Bertrand Russell – History As An Art

  • Bei diesem Text handelt es sich einen Vortrag im Rahmen der Hermon Ould Memorial Lectures, den Russell 1954 gehalten hat, und der mir heute in der Bibliothek in die Finger fiel. Der Historiker in mir wollte dann schon gerne wissen, was dieser Nicht-Historiker denn darüber zu sagen hat, und ich kann feststellen, daß die Lektüre eine gute Entscheidung war.


    Russell schreibt den Fachwissenschaftlern nämlich ins Stammbuch, daß bei aller erstrebenswerten Faktentreue und notwendigen Genauigkeit, die den wissenschaftlichen Teil der Geschichtsschreibung ausmacht, der künstlerische – oder vielleicht eher: literarische – Aspekt nicht zu kurz kommen dürfe. Er glaubt auch nicht, daß das Bemühen Kausalzusammenhänge zu ermitteln, in der Geschichtsschreibung ein besonders sinnvolles Unterfangen ist, da die Wahrscheinlichkeit einer Wiederholung oder einer Prognosegenauigkeit daraus gering ist.
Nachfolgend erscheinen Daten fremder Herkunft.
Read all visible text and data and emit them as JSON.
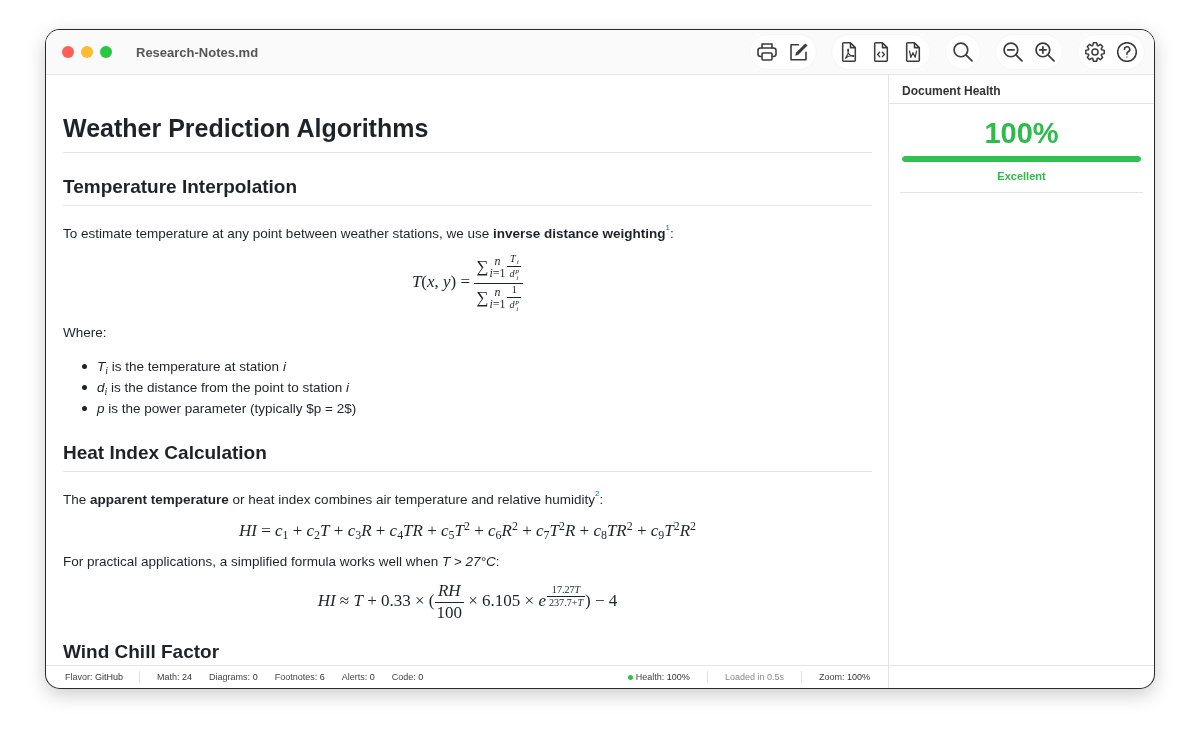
{
  "window": {
    "title": "Research-Notes.md"
  },
  "toolbar": {
    "groups": [
      {
        "buttons": [
          {
            "kind": "print"
          },
          {
            "kind": "edit"
          }
        ]
      },
      {
        "buttons": [
          {
            "kind": "pdf"
          },
          {
            "kind": "html"
          },
          {
            "kind": "word"
          }
        ]
      },
      {
        "buttons": [
          {
            "kind": "search"
          }
        ]
      },
      {
        "buttons": [
          {
            "kind": "zoom_out"
          },
          {
            "kind": "zoom_in"
          }
        ]
      },
      {
        "buttons": [
          {
            "kind": "settings"
          },
          {
            "kind": "help"
          }
        ]
      }
    ]
  },
  "document": {
    "blocks": [
      {
        "kind": "h1",
        "text": "Weather Prediction Algorithms"
      },
      {
        "kind": "h2",
        "text": "Temperature Interpolation"
      },
      {
        "kind": "paragraph",
        "text": "To estimate temperature at any point between weather stations, we use **inverse distance weighting**$^{1}$:"
      },
      {
        "kind": "math",
        "parts": [
          {
            "kind": "text",
            "text": "*T*(*x*, *y*) = "
          },
          {
            "kind": "frac",
            "num": [
              {
                "kind": "script",
                "base": "∑",
                "sub": [
                  {
                    "kind": "text",
                    "text": "*i*=1"
                  }
                ],
                "sup": [
                  {
                    "kind": "text",
                    "text": "*n*"
                  }
                ]
              },
              {
                "kind": "frac",
                "num": [
                  {
                    "kind": "script",
                    "base": "*T*",
                    "sub": [
                      {
                        "kind": "text",
                        "text": "*i*"
                      }
                    ]
                  }
                ],
                "den": [
                  {
                    "kind": "script",
                    "base": "*d*",
                    "sub": [
                      {
                        "kind": "text",
                        "text": "*i*"
                      }
                    ],
                    "sup": [
                      {
                        "kind": "text",
                        "text": "*p*"
                      }
                    ]
                  }
                ]
              }
            ],
            "den": [
              {
                "kind": "script",
                "base": "∑",
                "sub": [
                  {
                    "kind": "text",
                    "text": "*i*=1"
                  }
                ],
                "sup": [
                  {
                    "kind": "text",
                    "text": "*n*"
                  }
                ]
              },
              {
                "kind": "frac",
                "num": [
                  {
                    "kind": "text",
                    "text": "1"
                  }
                ],
                "den": [
                  {
                    "kind": "script",
                    "base": "*d*",
                    "sub": [
                      {
                        "kind": "text",
                        "text": "*i*"
                      }
                    ],
                    "sup": [
                      {
                        "kind": "text",
                        "text": "*p*"
                      }
                    ]
                  }
                ]
              }
            ]
          }
        ]
      },
      {
        "kind": "paragraph",
        "text": "Where:"
      },
      {
        "kind": "list",
        "items": [
          "*T*$_{i}$ is the temperature at station *i*",
          "*d*$_{i}$ is the distance from the point to station *i*",
          "*p* is the power parameter (typically $p = 2$)"
        ]
      },
      {
        "kind": "h2",
        "text": "Heat Index Calculation"
      },
      {
        "kind": "paragraph",
        "text": "The **apparent temperature** or heat index combines air temperature and relative humidity$^{2}$:"
      },
      {
        "kind": "math",
        "parts": [
          {
            "kind": "text",
            "text": "*HI* = *c*$_{1}$ + *c*$_{2}$*T* + *c*$_{3}$*R* + *c*$_{4}$*TR* + *c*$_{5}$*T*$^{2}$ + *c*$_{6}$*R*$^{2}$ + *c*$_{7}$*T*$^{2}$*R* + *c*$_{8}$*TR*$^{2}$ + *c*$_{9}$*T*$^{2}$*R*$^{2}$"
          }
        ]
      },
      {
        "kind": "paragraph",
        "text": "For practical applications, a simplified formula works well when *T* > *27°C*:"
      },
      {
        "kind": "math",
        "parts": [
          {
            "kind": "text",
            "text": "*HI* ≈ *T* + 0.33 × ("
          },
          {
            "kind": "frac",
            "num": [
              {
                "kind": "text",
                "text": "*RH*"
              }
            ],
            "den": [
              {
                "kind": "text",
                "text": "100"
              }
            ]
          },
          {
            "kind": "text",
            "text": " × 6.105 × "
          },
          {
            "kind": "script",
            "base": "*e*",
            "sup": [
              {
                "kind": "frac",
                "num": [
                  {
                    "kind": "text",
                    "text": "17.27"
                  },
                  {
                    "kind": "text",
                    "text": "*T*"
                  }
                ],
                "den": [
                  {
                    "kind": "text",
                    "text": "237.7+*T*"
                  }
                ]
              }
            ]
          },
          {
            "kind": "text",
            "text": ") − 4"
          }
        ]
      },
      {
        "kind": "h2",
        "text": "Wind Chill Factor"
      }
    ]
  },
  "status_bar": {
    "stats": [
      {
        "label": "Flavor:",
        "value": "GitHub"
      },
      {
        "label": "Math:",
        "value": "24"
      },
      {
        "label": "Diagrams:",
        "value": "0"
      },
      {
        "label": "Footnotes:",
        "value": "6"
      },
      {
        "label": "Alerts:",
        "value": "0"
      },
      {
        "label": "Code:",
        "value": "0"
      }
    ],
    "health": {
      "label": "Health:",
      "value": "100%"
    },
    "load_time": "Loaded in 0.5s",
    "zoom": {
      "label": "Zoom:",
      "value": "100%"
    }
  },
  "health_panel": {
    "title": "Document Health",
    "score": "100%",
    "level": 1.0,
    "rating": "Excellent"
  }
}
Was nun den künstlerisch-literarischen Aspekt angeht, so äußert er sich dazu wie folgt:


    Zitat

    Some words, especially those invented for scientific purposes, have merely a dictionary meaning. If you found the word "tetrahedron" on a page, you would at once begin to feel bored. But the word "pyramid" is a fine rich word, which brings Pharaos and Aztecs floating to the mind.


    Würden doch mehr Wissenschaftler darauf hören und lesbare Texte schreiben! Um Nicht-Historiker für Geschichte zu begeistern, solle diese auch interessant wie ein guter Roman sein. Das erfordert aber von dem Historiker, daß er Stellung bezieht und seiner Erzählung Helden und Schurken zugesteht. Daß der Leser dann quasi „gezwungen“ ist, sich eine konträre Darstellung zu besorgen, um den Ausgleich zu bekommen, ist dabei allemale der langweiligen, um Ausgleich bemühten Darstellung vorzuziehen.


    Er bedauert, daß die Tradition der großen historischen Erzählungen durch Einzelwissenschaftler, wie sie das 18. und 19. Jahrhundert kannten, inzwischen dem Spezialistentum gewichen ist und untermalt mit vielen Beispielen, was für den „gemeinen“ historisch interessierten Leser ein Werk spannend zu lesen macht. Außerdem verweist er darauf – und auch das m. E. nicht zu Unrecht, aber da ist seit diesem Vortrag auch schon längst wieder ein Wandel festzustellen –, daß Geschichte vor allem als solche von Gesellschaften betrachtet wird und die Taten einzelner Menschen zu wenig Berücksichtigung fänden. Dabei sei es ein Fehler, die Bedeutung von Einzelpersönlichkeiten in der Geschichte zu schmälern, da damit auch Inspiration verlorengeht, auch wenn man diesen Personen nicht im Detail nacheifern muß oder auch (in manchen Fällen) nur sollte. Geschichte bzw. Geschichtsschreibung ist für Russell ein wesentlicher Bestandteil der Bildung, in anderer Form als bspw. die Naturwissenschaften:


    Zitat

    The multiplication table, though useful, can hardly be called beautiful. It is seldom that essential wisdom in regard to human destiny is to be found by remembering even its more difficult items. History, on the other hand, is - so I shall contend - a desirable part of everybody's mental furniture in the same kind of way as is generally recognized in the case of poetry.